Massa had often told Little Jack that such brutality was unwarranted, but Little Jack figured the old white man just wanted others to believe he was a kind old Southern gent, leaving Nigger Jack to carry on his tortures in the shadows.

Living in the shadows. A common enough place, where George’s natural male instincts battled with his core instinct for survival.

George reached for pleasant memories while he lay face down on the rough-hewn cotton sheet. Bygone images of Lyddy floated, danced through foggy ethers. When we was down by the crick, and I told you I be plannin’ on askin’ Massa if’n we could jump the broom, he be fine. Massa, he a good man.

George slapped his face to stop the recollection.

That memory had to end there. That day down by the creek had come before his promised virgin was forced to give herself to Massa, and the couple’s first-born son came out fair-haired. How could Lyddy stand it. How could she still be so gentle. It was Lyddy’s own fine line that made it so. Knowing that what Lyddy did with that child and how she comforted George in his rage, and how determined she was to not be broken…belief in the wonders of his wife always helped George regain his sanity. Most times.

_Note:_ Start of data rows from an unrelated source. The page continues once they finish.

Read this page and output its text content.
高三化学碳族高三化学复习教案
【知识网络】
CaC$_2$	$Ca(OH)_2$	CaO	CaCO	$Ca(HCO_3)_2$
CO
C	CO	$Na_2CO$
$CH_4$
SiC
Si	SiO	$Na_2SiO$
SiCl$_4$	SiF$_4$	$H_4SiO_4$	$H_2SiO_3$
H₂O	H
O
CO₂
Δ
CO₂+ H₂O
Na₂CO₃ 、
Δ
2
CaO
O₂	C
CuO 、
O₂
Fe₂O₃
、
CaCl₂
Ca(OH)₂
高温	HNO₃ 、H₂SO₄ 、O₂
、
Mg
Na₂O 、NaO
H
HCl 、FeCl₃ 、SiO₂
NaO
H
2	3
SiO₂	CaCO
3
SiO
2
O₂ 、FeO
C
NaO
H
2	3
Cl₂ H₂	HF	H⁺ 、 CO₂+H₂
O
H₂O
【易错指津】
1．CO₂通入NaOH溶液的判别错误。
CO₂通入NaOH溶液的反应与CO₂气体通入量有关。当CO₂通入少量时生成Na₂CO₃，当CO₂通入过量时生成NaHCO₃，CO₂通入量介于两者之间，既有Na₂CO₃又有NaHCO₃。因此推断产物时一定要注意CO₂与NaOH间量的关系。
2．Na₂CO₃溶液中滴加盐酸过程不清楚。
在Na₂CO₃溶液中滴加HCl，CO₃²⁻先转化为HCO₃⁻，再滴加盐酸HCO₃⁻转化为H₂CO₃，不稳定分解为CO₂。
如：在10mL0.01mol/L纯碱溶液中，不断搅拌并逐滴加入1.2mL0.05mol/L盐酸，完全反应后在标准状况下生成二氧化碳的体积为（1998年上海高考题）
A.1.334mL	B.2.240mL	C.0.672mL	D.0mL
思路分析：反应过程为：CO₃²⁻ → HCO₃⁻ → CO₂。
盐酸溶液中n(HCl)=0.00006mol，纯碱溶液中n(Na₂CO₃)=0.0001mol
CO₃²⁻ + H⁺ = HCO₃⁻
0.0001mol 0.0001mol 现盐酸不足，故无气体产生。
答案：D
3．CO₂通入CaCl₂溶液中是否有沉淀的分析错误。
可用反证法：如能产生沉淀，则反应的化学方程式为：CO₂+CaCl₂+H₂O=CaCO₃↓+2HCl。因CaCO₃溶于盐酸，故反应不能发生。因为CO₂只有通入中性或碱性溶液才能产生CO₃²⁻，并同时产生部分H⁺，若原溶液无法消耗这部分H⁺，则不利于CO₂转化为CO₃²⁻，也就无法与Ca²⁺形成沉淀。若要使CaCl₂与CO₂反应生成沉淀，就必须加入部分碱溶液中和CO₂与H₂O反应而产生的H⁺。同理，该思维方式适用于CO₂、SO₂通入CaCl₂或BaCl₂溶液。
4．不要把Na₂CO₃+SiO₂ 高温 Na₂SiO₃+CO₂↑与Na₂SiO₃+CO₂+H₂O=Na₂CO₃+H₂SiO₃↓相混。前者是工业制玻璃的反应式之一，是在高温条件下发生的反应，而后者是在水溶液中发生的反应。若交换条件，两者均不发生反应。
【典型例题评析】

Lyddy had long ago mastered the art of repression. Why lose her privileges at the big house? She never told George about the other price she paid for those privileges, all the images and feelings she could stifle at times even to herself.

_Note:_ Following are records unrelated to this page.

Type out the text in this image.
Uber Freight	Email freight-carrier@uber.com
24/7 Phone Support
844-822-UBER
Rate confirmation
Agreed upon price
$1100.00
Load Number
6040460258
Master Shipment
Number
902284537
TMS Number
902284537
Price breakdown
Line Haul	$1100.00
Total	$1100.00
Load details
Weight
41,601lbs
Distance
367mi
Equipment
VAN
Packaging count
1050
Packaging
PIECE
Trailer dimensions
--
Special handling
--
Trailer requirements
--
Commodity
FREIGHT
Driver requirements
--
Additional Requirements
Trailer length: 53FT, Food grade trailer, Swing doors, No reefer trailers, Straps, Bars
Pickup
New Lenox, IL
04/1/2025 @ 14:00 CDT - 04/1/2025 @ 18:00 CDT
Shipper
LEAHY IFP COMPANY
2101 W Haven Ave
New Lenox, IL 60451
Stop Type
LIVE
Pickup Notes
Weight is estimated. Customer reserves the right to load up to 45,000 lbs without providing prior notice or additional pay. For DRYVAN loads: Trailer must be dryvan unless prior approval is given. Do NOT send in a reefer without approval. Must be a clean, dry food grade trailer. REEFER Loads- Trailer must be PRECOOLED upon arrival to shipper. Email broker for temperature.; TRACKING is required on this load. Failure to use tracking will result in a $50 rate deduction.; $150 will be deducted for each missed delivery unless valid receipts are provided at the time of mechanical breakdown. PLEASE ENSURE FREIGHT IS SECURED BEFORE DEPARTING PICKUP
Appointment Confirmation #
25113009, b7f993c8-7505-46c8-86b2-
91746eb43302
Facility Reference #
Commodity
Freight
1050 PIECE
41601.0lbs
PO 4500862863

Maybe George knew all along, those days his wife came back to their cabin so quiet. George let her be. That fine line sometimes felt like a circle around their lives. Inside was warm and safe. Outside was to deal with Little Jack and face Massa. Lines…lines…lines…can’t cross so many lines.

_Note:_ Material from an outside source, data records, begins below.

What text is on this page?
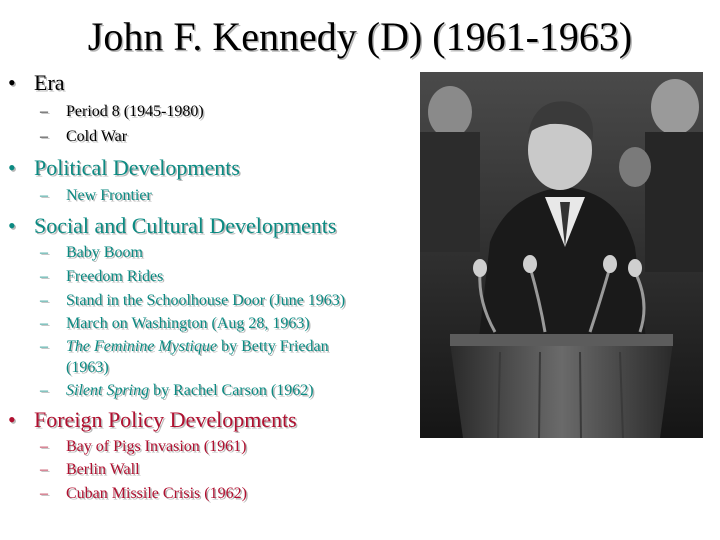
John F. Kennedy (D) (1961-1963)
• Era
– Period 8 (1945-1980)
– Cold War
• Political Developments
– New Frontier
• Social and Cultural Developments
– Baby Boom
– Freedom Rides
– Stand in the Schoolhouse Door (June 1963)
– March on Washington (Aug 28, 1963)
– The Feminine Mystique by Betty Friedan
(1963)
– Silent Spring by Rachel Carson (1962)
• Foreign Policy Developments
– Bay of Pigs Invasion (1961)
– Berlin Wall
– Cuban Missile Crisis (1962)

Not crossing lines was a lesson learned early in George’s life. He had seen his father’s scars. Oko had experimented with lines too many times, and George hadn’t seen him since the man stood naked but tall on a slave block, and an auctioneer called him a prime buck who, though he bore the scars of an unruly nigger, had come to know his place. A fine buck. Fine, fine buck.

But that was before George’s family lived in Louisiana under the protection of Code Noir and a nice massa.

George’s mammy had raised him and three siblings, all living together in one of the older cabins with divided rooms. George’s mother still lived in that old cabin, still put in a hard day’s work. She too had mastered the art of repression. She had lost two children to the fever and one after a fall into a giant sugar mountain in the refinery.

George thought of them every morning when he greeted some of his neighbors. When he heard, “G’mornin’, George,” after he stepped out his front door each morning, he’d greet, “Mornin’ JoJo, mornin’ Rob’t, mornin’ Wil’m,” his friends’ African names long ago replaced with more white sounding ones, the same names as his lost brothers.

Mornings started bright and fresh and clean anyway, no matter the old names he no longer remembered and the brothers always to be remembered.

But by mid-morning, especially on Sundays, George’s mind started twisting into slipknots that coiled and struck his insides like a cobra.

Where it be I stand? Locked here b’twix bein’ a man and bein’ a thing, like a mule or a cart or a shovel. How I teach my sons how to be men. Am I a man if’n my wife ain’ my own, all my own. How I teach my fam’ly and set a ‘xample for my friends and neighbors when I cain’ be a man myself. How that be?

And what do God think ‘bout all this?

George had heard the stories of the old African and Jamaican rituals, but nearly all were long gone. Now, all most slaves knew was a Christian god. Massa even give a free man of color, one they call Preacher, a silver dollar Sunday when he come ‘round and spill out his song and teachin’ and stories, sometimes wit’ a finger pointed at the sky. George always wondered why he did that.

It was Sunday again when George heard the rattle of a carriage. Nobody knew this morning would end any differently from the day before, or any days before.